In einer Reihe mit den größten Liebesfilmen aller Zeiten
Bis heute bleibt „Brokeback Mountain“ enorm populär. Als Liebesfilm wird er von Kritikern gerne in eine Reihe mit „Romeo und Julia“ und „Titanic“ gestellt. Zudem machte er queere Geschichten im amerikanischen Kino salonfähig: Filme wie „Transamerica“ (2005), „Milk“ (2008) oder „I Love You Philipp Morris“ (2009) fanden im Fahrwasser von „Brokeback Mountain“ große Beachtung bei den Filmpreisen.
Der Film bleibt auch bis heute stilistisch prägend. Gerne wird Ang Lees Film als Vergleich herangezogen für Filme, die schwule Liebe vor ländlicher Kulisse darstellen, etwa im britischen Independentfilm „God’s Own Country“ von 2017 oder der polnische Film „Elefant“ von Kamil Krawczycki aus dem letzten Jahr.
2018 wurde „Brokeback Mountain“ aufgrund seiner kulturellen, historischen und ästhetischen Bedeutung ins amerikanische Filmregister der Library of Congress aufgenommen.
Nach dem Film auf die Opernbühne
Auch über die Filmwelt hinaus wirkte der Erfolg von „Brokeback Mountain“. Der amerikanische Komponist Charles Wuorinen wurde über den Film auf Annie Proulx Kurzgeschichte aufmerksam. Die Chancen der Geschichte für eine Oper inspirierten ihn so sehr, dass er die Autorin anschrieb mit der Bitte, ihr Werk für die Bühne adaptieren zu dürfen. Proulx bot daraufhin an, selbst das Libretto zu verfassen.
Uraufgeführt wurde die Oper 2014 am Teatro Real von Madrid in einer Inszenierung von Ivo van Hove, erstmals in Deutschland war sie noch im selben Jahr am Theater Aachen zu sehen.

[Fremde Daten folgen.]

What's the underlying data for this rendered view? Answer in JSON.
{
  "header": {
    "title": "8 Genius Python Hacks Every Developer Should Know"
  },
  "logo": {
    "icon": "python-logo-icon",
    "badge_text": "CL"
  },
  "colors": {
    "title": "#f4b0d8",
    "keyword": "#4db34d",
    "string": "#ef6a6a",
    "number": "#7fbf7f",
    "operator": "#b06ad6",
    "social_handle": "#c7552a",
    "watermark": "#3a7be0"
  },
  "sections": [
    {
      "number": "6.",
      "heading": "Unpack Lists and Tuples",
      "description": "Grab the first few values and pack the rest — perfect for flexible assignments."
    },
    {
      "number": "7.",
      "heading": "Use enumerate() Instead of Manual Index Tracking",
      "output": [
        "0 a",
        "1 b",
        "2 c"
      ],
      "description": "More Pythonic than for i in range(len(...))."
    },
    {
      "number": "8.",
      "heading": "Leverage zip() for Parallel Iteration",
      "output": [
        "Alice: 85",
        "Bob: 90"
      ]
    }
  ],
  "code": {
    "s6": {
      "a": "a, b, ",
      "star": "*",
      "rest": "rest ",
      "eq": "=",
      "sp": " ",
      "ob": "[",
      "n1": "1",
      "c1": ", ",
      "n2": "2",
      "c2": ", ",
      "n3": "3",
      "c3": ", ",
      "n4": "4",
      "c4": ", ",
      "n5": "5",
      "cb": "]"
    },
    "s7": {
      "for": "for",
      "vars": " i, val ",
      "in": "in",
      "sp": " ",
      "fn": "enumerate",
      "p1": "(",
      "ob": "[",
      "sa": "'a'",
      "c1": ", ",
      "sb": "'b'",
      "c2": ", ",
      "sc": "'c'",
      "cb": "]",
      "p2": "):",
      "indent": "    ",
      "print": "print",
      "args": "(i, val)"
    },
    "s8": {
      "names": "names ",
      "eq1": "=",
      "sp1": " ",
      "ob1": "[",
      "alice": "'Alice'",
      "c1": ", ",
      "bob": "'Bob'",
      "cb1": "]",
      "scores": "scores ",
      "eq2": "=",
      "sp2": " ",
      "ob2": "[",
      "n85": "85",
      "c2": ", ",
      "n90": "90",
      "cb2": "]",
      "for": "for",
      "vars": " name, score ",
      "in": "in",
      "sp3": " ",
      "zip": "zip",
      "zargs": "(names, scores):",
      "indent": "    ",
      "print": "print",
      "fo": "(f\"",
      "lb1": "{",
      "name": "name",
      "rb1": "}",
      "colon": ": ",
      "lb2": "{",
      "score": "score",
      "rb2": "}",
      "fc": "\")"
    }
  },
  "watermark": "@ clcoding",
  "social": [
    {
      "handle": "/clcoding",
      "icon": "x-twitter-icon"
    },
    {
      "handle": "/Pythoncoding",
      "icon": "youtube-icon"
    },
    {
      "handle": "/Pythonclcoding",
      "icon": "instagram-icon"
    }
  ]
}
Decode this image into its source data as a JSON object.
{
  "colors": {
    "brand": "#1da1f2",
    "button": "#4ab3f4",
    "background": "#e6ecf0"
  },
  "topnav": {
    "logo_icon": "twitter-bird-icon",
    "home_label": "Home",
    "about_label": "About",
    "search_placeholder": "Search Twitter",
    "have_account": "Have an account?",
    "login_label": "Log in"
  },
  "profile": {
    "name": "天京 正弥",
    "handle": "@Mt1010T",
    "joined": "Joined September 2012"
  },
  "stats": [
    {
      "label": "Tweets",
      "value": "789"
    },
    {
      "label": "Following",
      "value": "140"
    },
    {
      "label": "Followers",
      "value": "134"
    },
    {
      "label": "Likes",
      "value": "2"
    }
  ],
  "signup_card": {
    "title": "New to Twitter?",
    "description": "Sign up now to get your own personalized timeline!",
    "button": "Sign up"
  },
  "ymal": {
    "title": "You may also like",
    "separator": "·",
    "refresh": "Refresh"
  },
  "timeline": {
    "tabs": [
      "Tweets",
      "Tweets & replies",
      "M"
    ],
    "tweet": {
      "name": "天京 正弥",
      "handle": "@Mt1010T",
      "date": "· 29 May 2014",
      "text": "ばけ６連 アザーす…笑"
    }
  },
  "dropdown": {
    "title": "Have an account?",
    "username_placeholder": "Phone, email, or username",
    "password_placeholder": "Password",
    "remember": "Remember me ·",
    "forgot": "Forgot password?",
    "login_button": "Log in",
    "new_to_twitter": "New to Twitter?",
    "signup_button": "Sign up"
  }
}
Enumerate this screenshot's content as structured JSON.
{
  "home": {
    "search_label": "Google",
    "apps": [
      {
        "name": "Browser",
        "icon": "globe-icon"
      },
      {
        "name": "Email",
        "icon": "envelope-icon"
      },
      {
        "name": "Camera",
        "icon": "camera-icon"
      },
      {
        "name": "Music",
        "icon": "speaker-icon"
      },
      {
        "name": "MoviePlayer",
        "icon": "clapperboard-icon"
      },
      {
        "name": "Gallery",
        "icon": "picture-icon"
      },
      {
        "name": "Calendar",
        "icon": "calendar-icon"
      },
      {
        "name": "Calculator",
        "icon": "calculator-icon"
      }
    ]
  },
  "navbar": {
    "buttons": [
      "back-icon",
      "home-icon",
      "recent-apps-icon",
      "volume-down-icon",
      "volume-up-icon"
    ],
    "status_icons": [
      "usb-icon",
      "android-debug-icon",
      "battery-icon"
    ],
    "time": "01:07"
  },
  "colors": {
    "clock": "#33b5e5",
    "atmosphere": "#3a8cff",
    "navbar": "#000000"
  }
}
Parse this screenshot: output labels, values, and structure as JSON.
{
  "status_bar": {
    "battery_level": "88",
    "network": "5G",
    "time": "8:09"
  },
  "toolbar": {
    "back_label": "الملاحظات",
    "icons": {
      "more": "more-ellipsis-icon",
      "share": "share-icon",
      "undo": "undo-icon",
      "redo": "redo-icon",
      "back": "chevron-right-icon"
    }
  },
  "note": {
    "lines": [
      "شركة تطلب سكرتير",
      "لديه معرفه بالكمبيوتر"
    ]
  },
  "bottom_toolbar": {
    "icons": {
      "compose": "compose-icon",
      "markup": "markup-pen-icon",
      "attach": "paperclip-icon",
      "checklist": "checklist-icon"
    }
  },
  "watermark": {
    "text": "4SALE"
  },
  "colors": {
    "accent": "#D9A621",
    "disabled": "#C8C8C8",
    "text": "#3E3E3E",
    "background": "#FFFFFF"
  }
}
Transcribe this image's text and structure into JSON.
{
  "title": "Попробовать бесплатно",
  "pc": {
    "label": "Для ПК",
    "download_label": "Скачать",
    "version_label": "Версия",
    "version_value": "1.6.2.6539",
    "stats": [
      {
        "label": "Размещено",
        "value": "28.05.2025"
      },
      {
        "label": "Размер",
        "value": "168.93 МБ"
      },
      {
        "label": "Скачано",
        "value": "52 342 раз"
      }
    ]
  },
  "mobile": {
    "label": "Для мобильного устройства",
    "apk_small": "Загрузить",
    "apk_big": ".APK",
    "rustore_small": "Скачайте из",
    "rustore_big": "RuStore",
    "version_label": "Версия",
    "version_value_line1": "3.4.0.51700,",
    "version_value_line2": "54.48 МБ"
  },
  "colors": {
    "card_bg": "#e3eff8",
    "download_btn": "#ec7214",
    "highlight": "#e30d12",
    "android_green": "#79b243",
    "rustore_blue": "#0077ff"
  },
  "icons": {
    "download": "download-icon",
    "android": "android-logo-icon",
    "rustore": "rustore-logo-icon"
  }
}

Nun zeigt das Theater Trier „Brokeback Mountain“ in einer Inszenierung von Eike Ecker und unter der musikalischen Leitung von Wouter Padberg. Egal ob im Kino, auf der Opernbühne oder in der jüngst gespielten Londoner Bühnenfassung: Die Geschichte der unglücklich Liebenden Jack Twist und Ennis Del Mar berührt ihr Publikum bis heute.